Enfin, dans la sous-région jumelle (UEMOA), où le niveau d’inflation a atteint les 8,5%, largement au-dessus du pic envisagé par la BEAC en 2023 (5,7%) et où le risque d’un besoin plus grand de la masse monétaire existe en raison d’une population trois fois plus grande, la banque centrale (BCEAO), malgré une augmentation, maintient ses principaux taux directeurs à 2,5% pour le TIAO, et à 4,5% pour le guichet de prêt marginal.
Interrogé sur la question par un journaliste du média Investir au Cameroun, le gouverneur de la BEAC a répondu que face à l’inflation qui monte, ses collègues et lui se devaient de réagir, et que c’est « le seul outil qui est en leur possession ». Hélas, cette décision ne sera pourtant pas plus efficace que les décisions de politique monétaire précédentes.
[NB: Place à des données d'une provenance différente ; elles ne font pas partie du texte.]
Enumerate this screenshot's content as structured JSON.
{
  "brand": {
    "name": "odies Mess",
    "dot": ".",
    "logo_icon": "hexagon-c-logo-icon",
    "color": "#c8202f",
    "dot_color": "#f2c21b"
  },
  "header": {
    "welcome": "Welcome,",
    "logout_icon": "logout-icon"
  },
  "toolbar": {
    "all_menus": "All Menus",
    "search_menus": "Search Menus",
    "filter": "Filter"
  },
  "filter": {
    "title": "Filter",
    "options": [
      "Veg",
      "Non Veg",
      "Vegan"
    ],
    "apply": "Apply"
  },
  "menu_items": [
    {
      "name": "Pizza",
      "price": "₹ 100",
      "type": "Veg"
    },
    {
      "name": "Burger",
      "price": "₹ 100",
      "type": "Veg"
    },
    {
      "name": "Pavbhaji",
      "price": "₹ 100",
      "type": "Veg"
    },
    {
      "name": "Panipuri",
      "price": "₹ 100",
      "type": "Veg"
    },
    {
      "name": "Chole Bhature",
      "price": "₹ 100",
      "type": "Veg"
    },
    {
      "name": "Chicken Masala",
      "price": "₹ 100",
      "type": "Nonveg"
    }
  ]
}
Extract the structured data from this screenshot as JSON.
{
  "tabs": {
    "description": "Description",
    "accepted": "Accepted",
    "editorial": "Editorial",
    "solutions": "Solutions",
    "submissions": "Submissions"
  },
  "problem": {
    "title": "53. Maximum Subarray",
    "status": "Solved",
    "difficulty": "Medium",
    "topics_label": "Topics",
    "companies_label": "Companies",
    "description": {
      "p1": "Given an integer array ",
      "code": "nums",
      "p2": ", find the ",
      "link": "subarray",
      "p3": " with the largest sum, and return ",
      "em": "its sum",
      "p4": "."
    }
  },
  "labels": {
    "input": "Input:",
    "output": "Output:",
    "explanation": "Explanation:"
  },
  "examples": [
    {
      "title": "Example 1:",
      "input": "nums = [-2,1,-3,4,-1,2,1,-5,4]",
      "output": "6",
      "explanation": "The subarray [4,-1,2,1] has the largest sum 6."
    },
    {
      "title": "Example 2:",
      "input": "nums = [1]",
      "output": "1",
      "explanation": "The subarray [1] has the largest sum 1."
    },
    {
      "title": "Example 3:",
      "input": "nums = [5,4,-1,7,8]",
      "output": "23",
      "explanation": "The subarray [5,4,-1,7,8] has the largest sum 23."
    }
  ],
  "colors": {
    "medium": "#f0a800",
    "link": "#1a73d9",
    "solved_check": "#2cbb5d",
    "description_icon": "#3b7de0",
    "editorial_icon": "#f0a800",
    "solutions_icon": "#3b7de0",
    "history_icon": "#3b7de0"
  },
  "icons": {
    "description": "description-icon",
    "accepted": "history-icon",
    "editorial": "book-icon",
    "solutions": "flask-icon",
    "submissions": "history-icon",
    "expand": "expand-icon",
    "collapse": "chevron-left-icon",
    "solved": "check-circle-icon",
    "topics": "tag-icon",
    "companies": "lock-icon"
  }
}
Aussi, les composantes de l’inflation en zone CEMAC étant concentrées sur les produits énergétiques et alimentaires, notamment les céréales qui entrent dans la fabrication du pain et de la bière, des experts consultés par l’Agence Ecofin ont souvent estimé que la BEAC devrait permettre une expansion du déficit budgétaire de la sous-région, pour permettre la construction d’une raffinerie plus efficiente et compétitive et relancer la production agricole. Mais à cette option, des experts de la Banque centrale ont toujours répondu que ce n’était pas leur rôle.